Ihr Urgroßvater mütterlicherseits war Bäckermeister in der Barther Hunnenstraße. Mutter Marion half in ihrer Kinder- und Jugendzeit oft in der Backstube. Annette hat sich auf Torten spezialisiert, bietet aber auch frisch gekochte Suppen und Flammkuchen an.

Im Erstberuf lernte sie Dekorateurin, arbeitete in Berlin im Modegeschäft, dann auf dem Darß im Taxigeschäft der Eltern, bis sie im Mai 2014 ihr Café eröffnete. „Ob es wohl gut geht so am Dorfrand?“, war anfangs die bange Frage. Mit geübtem Händchen dekoriert die von Natur aus glücklich Veranlagte die Speisen und sorgt für eine anheimelnde Atmosphäre auch auf der Hofterrasse, damit der Gast sich wohlfühlt und genießen kann.

Ein Seestück des Wiener Malers Franz Waldegg schmückt die Veranda, den kleinen Salon ein Bild des Malers Louis Douzette, „Malerbuchen in Prerow mit Kapitänshaus“, 1890. Es ist das Elternhaus von Annette Franz, in dem sich das Café befindet. Im Salon hängt ein Porträt, das ein Straßenmaler auf Kreta malte, als sie 18 Jahre jung war.
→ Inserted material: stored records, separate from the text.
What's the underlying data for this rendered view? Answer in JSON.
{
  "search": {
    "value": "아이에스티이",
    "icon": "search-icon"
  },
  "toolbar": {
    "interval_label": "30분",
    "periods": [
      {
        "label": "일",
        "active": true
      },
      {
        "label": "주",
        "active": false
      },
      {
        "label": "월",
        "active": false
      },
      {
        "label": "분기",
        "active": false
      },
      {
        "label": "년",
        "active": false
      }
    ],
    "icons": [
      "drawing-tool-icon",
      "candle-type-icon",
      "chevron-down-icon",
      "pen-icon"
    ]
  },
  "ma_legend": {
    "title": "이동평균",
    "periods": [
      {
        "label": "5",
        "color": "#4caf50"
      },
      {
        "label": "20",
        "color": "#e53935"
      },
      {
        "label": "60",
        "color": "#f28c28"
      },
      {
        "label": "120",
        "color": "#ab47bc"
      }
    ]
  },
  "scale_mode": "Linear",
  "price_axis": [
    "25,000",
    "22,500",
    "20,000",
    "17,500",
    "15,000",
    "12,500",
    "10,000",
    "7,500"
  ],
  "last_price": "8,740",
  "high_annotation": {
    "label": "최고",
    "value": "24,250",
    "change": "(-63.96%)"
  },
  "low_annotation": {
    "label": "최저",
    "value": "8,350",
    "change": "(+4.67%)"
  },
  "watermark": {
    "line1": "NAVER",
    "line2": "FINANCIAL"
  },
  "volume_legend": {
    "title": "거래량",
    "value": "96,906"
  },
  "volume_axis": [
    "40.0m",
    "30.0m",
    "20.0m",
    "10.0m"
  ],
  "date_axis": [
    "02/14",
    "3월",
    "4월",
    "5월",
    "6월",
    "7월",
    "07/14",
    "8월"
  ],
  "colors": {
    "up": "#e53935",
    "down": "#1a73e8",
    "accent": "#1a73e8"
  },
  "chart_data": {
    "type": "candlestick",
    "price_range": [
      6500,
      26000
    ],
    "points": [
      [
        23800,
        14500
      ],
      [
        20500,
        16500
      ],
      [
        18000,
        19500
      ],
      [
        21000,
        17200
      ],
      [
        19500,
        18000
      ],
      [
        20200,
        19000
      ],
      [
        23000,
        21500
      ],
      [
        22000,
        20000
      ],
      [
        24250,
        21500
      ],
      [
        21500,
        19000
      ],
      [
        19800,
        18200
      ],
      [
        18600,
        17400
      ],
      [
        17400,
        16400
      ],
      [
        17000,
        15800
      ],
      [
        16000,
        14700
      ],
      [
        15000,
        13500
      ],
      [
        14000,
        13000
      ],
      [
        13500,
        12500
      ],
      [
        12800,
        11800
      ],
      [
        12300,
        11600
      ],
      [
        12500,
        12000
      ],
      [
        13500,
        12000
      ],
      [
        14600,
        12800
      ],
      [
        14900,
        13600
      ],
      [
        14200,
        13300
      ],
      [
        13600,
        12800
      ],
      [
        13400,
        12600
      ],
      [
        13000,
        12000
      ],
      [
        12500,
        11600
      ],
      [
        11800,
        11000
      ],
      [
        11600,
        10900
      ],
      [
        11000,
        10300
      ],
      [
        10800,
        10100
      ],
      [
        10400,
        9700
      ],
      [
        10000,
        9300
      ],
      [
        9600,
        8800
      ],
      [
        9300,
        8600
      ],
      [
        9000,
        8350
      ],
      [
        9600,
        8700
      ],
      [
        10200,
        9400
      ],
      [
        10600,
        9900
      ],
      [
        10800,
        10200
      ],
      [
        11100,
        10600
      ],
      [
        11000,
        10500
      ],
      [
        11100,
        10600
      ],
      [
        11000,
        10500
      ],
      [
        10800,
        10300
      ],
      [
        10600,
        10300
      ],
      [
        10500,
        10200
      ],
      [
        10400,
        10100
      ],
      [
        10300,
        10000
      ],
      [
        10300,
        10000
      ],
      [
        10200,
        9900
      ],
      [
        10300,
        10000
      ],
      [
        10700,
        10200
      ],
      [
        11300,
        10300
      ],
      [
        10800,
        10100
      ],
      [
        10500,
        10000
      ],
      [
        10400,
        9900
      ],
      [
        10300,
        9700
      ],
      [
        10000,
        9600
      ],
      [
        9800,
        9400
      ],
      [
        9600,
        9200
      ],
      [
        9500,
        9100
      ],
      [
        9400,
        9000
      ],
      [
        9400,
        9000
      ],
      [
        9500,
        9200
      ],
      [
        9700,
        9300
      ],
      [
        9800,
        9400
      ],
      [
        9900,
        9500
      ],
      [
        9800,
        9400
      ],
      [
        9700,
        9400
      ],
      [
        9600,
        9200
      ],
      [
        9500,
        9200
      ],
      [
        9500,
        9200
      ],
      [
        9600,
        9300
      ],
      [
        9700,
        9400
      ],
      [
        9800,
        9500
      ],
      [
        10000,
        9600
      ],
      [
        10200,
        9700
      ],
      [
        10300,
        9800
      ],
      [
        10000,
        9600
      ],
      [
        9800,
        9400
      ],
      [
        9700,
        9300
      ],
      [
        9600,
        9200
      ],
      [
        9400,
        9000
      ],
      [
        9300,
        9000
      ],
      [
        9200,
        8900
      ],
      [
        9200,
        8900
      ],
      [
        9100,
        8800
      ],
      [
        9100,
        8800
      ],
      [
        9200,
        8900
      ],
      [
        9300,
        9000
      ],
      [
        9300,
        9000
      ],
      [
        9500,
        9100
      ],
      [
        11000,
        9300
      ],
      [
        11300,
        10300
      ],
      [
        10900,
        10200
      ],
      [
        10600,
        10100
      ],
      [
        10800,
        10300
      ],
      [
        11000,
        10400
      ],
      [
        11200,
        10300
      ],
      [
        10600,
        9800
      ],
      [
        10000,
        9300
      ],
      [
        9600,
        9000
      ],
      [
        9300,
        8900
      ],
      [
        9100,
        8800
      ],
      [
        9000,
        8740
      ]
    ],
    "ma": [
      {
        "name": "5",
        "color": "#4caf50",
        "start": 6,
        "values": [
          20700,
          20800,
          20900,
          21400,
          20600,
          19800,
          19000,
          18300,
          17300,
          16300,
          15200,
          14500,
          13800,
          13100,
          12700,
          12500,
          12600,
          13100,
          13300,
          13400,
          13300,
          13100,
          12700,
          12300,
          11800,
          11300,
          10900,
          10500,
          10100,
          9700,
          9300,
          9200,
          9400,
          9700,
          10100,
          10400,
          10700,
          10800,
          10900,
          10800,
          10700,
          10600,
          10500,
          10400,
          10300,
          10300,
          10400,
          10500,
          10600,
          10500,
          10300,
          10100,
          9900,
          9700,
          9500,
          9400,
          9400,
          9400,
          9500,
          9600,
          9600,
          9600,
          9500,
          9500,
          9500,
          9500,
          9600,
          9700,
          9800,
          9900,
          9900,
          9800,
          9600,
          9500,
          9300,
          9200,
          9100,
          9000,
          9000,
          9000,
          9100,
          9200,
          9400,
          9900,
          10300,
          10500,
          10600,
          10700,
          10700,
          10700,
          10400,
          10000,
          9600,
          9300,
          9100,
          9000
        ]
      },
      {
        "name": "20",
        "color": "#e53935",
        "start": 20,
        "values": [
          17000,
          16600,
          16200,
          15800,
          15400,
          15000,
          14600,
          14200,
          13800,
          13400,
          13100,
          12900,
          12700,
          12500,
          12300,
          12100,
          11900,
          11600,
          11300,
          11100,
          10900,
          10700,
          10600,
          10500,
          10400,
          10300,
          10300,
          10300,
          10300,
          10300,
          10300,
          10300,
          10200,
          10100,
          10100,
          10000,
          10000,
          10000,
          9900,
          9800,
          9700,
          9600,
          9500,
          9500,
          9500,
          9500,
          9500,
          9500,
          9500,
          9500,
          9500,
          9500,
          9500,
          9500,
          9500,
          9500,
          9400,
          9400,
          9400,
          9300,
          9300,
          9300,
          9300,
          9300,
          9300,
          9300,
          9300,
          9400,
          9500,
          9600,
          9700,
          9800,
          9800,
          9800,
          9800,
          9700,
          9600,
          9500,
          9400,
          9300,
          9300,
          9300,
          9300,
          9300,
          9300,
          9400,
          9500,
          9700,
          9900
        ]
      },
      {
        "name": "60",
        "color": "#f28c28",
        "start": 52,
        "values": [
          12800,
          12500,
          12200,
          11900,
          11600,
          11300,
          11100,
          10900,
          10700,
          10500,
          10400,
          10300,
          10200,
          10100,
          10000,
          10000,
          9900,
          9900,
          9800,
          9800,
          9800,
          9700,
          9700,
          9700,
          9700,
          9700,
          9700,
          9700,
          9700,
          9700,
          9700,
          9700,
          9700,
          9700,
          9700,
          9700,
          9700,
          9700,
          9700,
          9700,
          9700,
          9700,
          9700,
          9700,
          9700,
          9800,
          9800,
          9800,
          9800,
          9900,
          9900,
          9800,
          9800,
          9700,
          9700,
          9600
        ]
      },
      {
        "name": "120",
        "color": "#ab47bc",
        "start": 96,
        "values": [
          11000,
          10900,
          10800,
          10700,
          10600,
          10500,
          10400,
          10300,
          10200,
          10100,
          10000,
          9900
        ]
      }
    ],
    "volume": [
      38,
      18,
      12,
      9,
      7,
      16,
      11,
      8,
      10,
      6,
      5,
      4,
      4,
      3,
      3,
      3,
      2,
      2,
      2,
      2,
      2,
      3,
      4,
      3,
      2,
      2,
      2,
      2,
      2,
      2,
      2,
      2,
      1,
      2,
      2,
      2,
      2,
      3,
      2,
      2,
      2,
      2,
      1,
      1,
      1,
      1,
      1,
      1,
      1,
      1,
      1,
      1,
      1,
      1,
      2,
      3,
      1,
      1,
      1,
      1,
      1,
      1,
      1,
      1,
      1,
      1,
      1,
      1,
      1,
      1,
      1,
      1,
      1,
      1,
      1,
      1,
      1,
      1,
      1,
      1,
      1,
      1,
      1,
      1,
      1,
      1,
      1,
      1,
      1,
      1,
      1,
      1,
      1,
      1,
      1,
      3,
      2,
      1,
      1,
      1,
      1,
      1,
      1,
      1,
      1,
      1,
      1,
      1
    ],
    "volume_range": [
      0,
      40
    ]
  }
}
Von Kindesbeinen an ritt sie auf dem Pferdehof der Zahnärztin Dr. Hedwig-Dorothea Affeldt. Das Sportliche erbte Annette von beiden Eltern, aber besonders vom Vater Jürgen Heuser. Er flog 1978 für die Betriebssportgemeinschaft BSG Motor Stralsund der Volkswerft zur Weltmeisterschaft im Superschwergewicht nach Gettysburg, USA, und kehrte glücklich mit einer Goldmedaille im Zweikampf zurück. Silber erkämpfte er sich 1980 bei den Olympischen Sommerspielen in Moskau. Heute hebt der 64-Jährige nur noch Kisten mit Zitronen-Ingwer-Limonade im Café der Tochter.

Das Taxigeschäft hat er seinem Sohn Felix übergeben. Für das Reiten bleibt Annette Franz keine Zeit mehr, aber mitunter joggt sie mit einer Freundin durch den Wald, kurz bevor die nachtaktive Waldohreule von Ast zu Ast fliegt und ihr „Schuhu“ zu hören ist.